Monday, October 17, 2005

Here's The Soap Opera Behind The Poem

a story in e-mails
by Michael Mooney

Date: Fri, 7 Oct 2005 10:48:03 -0700 (PDT)
From: mackey maroney <>
Subject: here's the soap opera behind the poem

Marcus, You were asking who Maura
is: She's a co-worker, 31, Catholic, married,
and just so nice she's too nice, you know the type,
just as sweet as whipped cream, and really pretty,
hazel green eyes and great skin, very pale, yet rosy.
She's quite literary and scholarly and has read all
my humor manuscripts in the past. The Celtic Face
manuscript -- I kind of sprung that one on her.
Yikes! It's about her!
She's cruising into middle age, putting Clairol in her hair,
still no children, still no bacalaureate,  'cause she's
taking one course at a time. (I refer to that as "gradual
school", an allusion to 'Garp') So this guy who's the
same age as her father, me, writes her a love poem. Yikes!
She was very gracious, told me it was beeyootiful,
said it sincerely.
I told her it was platonic, wanting to do no harm. I wanted
to tell her I was in a major state of lust, which I'm sure
she knew anyhow, or sensed. So I muddied this issue.
I should have just said I love her, but I didn't trust what I
was up to. I just knew I wanted her attention, to see where it
might lead.
This came as she decided to quit work, apply for
financial aid, get out in the real world,  where there
is far too much reality, go back to school
full time. She's a student of linguistics and languages
[Japanese, Russian] and she's from Queens, N.Y., so I thought
she would enjoy my use of her name and rhyming it
with "can't ignore huh" , etc.,  in an outer borough accent,
a New Yawk Squawk.
But she left work before I could finish it.
So I look up her mailing address. I can get it to
her somehow.
Then I begin to hear rumors that she's leaving her
husband and may be seeing someone new -- someone
I know ! --  sonofabitch! Maybe, I don't know, that
could have been me, if I had made a bid for her love,
though I doubt it, that is unrealistic. [Maybe it's not even
true that she's left home.]
Interestingly, if she did leave him, she did it right at
the start of the NFL season: that guy made her sit around
while he watched one too many football games; he should have
been taking her out for Thai food, or somethin'.
So, back to me, I couldn't reach her on the phone during
the day, didn't dare phone in the evening, finally
I phoned Saturday afternoon and I got him on the  phone.


Not what I wanted.


I say i'm a co-worker -- could I get a quick minute with her?

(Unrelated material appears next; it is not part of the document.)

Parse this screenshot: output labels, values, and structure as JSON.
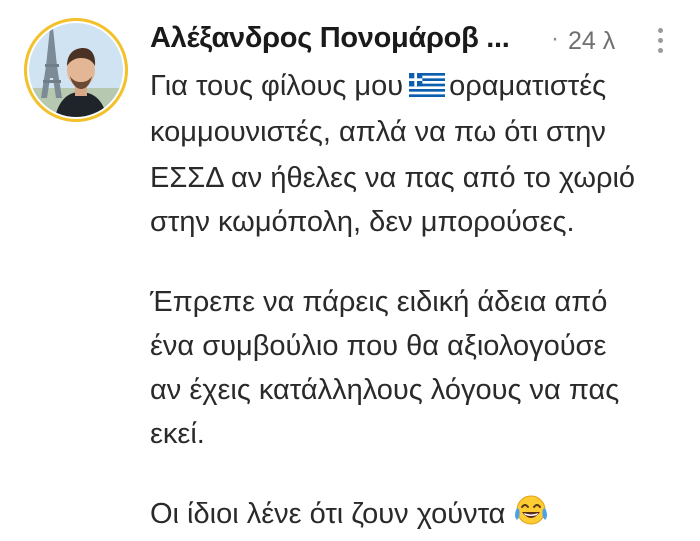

He, no doubt preoccupied with Notre Dame football on that afternoon,

says, "Well, could I give you her cell phone number?"   "Sure," I say.


So now i call her at noon Monday on the cell, ask her for her e-mail address,

'cause I want to send her a poem making fun of the Queens accent. She gives me the electronic mail address, so I can send her the humor piece.


I ask her how things are? The connection on the cell is terrible, she says "Fine." Gives no indication of any troubles in her life. She wouldn't ordinarily tell me much if there were relationship difficulties.


Then I sent her the Outer Borough Rhapsody,  and got no reply.

She had warned me in the past she doesn't typically reply to e-mail.

I, of course, really wanted a reply.


I told her it was from her "senior citizen admirer",  still muddying the issue,

probably fooling no one but myself. I said that it was "a satire on how people

from Queens, Brooklyn, et al. speak English,"  more muddying.


The phone connection was so terrible, it kept breaking up. I guess my next step is to invite her to lunch in order to get her to talk about her life.

Or to simply fuggetaboutit.


She is my current muse -- meanwhile little Mo Conley, who is my age, late 50's, is convinced I wrote the Celtic Face poem about her, and she has it framed and on the wall.